Researchers from Universidad Politécnica de Madrid and Nicaraguan Institute of Territorial Studies predict with minor error rate the short- term Global Solar Irradiance (GSI) using Artificial Neural Networks (ANN).
The study, carried out by a team of researchers from Universidad Politécnica de Madrid (UPM) and Nicaraguan Institute of Territorial Studies (INETER), introduces a new methodology based on observations made in parallel by neighbouring sensors and values for different variables (temperature, humidity, pressure, wind and other estimates). Experiments were carried out using Artificial Neural Networks with different architectures and parameters in order to determine which of these generated the best predictions for the various time frames studied.
Results allowed researchers to develop models that predict short-term Global Solar Irradiance with error rates less than 20 percent. This can be useful for companies that manage both photovoltaic solar energy plants and solar thermal plants to estimate the production capacity of their installations.
A big challenge of modern society is the efficient use of natural resources and environmental impact minimization due to the increased demand and consumption of energy. Thus renewable energy, especially solar energy has become a long term solution with greater potential, more sustainable and less impact.
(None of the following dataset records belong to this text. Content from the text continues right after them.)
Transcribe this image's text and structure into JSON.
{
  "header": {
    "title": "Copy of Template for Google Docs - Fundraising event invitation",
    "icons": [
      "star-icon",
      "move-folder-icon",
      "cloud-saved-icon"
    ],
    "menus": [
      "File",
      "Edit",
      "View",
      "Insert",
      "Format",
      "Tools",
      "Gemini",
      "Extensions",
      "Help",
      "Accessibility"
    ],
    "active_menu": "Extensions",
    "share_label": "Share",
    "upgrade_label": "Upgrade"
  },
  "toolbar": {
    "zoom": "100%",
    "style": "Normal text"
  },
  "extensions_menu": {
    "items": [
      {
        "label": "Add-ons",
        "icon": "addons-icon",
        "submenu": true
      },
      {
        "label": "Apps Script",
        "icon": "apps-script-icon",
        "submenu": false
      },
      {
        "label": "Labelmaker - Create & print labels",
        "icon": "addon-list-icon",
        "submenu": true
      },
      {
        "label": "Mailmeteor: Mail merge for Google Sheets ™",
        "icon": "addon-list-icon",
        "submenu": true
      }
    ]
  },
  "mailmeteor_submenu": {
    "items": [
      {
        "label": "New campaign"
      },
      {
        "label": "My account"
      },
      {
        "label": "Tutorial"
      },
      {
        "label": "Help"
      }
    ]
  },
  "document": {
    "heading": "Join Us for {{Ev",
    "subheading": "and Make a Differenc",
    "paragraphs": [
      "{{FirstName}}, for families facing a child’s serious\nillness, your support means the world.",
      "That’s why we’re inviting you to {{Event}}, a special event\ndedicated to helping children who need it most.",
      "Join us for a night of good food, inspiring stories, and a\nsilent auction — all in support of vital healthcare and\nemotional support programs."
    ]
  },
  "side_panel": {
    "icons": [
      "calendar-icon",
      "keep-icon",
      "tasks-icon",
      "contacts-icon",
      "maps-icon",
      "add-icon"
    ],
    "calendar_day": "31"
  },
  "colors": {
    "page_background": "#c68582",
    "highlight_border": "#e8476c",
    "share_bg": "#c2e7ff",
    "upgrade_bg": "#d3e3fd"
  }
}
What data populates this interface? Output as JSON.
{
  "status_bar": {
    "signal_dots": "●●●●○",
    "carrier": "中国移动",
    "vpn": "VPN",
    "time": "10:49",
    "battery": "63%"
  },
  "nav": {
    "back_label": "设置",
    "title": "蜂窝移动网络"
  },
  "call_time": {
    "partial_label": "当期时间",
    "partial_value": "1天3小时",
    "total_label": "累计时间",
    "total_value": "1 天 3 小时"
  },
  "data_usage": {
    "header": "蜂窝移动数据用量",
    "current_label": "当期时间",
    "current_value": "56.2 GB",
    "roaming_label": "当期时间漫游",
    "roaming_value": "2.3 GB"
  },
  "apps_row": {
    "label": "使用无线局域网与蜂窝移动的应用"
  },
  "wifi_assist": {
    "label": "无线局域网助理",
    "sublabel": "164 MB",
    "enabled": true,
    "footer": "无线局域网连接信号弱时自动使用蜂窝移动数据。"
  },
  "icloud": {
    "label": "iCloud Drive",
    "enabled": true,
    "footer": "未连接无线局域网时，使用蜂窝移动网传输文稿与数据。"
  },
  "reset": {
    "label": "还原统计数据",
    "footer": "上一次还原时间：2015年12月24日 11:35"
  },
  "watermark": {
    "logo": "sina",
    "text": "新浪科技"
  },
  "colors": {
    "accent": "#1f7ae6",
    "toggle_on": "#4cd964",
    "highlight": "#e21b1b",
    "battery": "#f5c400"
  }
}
In particular, photovoltaic solar energy can be connected to the transport and distribution network but it requires that supply and demand for energy are adequately managed. Likewise the operators of solar energy systems need to know in advance the solar radiation that will receive their installations throughout all stages (planning, construction and subsequent operation). Therefore, the prediction of the Global Solar Irradiance (GSI) within a few hours and with the minor error rate possible is required to estimate the expected energy production.
Various methods are known to estimate the Global Solar Irradiance such as numerical predictions based on locations and time complemented with diverse correction models, methods based on satellite images that record the cloudiness and estimate the losses in the ideal model, other models based on time series and others based on Artificial Intelligence. Each method has advantages and disadvantages. For instance, the satellite-based prediction has proved to be universal since it provides estimations for large geographical areas. However it has the drawback of the availability of such images for certain regions of the planet and the pre-processing of the images, among others.
In the case of predictions based on numerical methods, the dynamics of the atmosphere are estimated in a realistic way through the assimilation of data. However, they guarantee the general stability of the forecast on local meteorological events. So far, the methods based on Artificial Intelligence only use the endogenous input variables which are associated to the place of the prediction.
The study carried out by UPM and INETER researchers focused on the hypothesis that it was possible to improve the short-term forecast of the Global Solar Irradiance through the generation of models based on Artificial Neural Networks using up to 900 inputs that show the evolution of variables in a nearby spatial–temporal context.
The image above is a simplified representation of one of the models developed to predict the Global Solar Irradiance in the future using as input data the registered observations (space-time) at the selected areas (from “A” to “J” in the graph). We can see that each location provides 9 different variables.
The research results show the capacity of the developed models based on Artificial Neural Networks to identify both linear and non-linear relationships among the different variables. Researchers say “this has allowed us to predict the short-term Global Solar Irradiance with a significant forecast skill and Normalized Root Mean Square Error less than 20 percent compared to the rest of models based on Artificial Neural Networks. Besides, the developed methods have allowed us to identify a relationship among the predictions via a sliding window of time of 1-3 hours and 4-6 hours regarding the reference distance of 55km (image represented with a blue circle). This can lead to a research line to use diverse reference distances for different prediction slider windows”.
These results have diverse applications, for instance, on companies that manage both photovoltaic solar energy plants and solar thermal plants to estimate the production capacity of their installations as current legislation requires and the operators of national electrical systems. Both examples can use these methods to achieve their goals more efficiently: maximize return on investment and adjust the curve of demand and supply.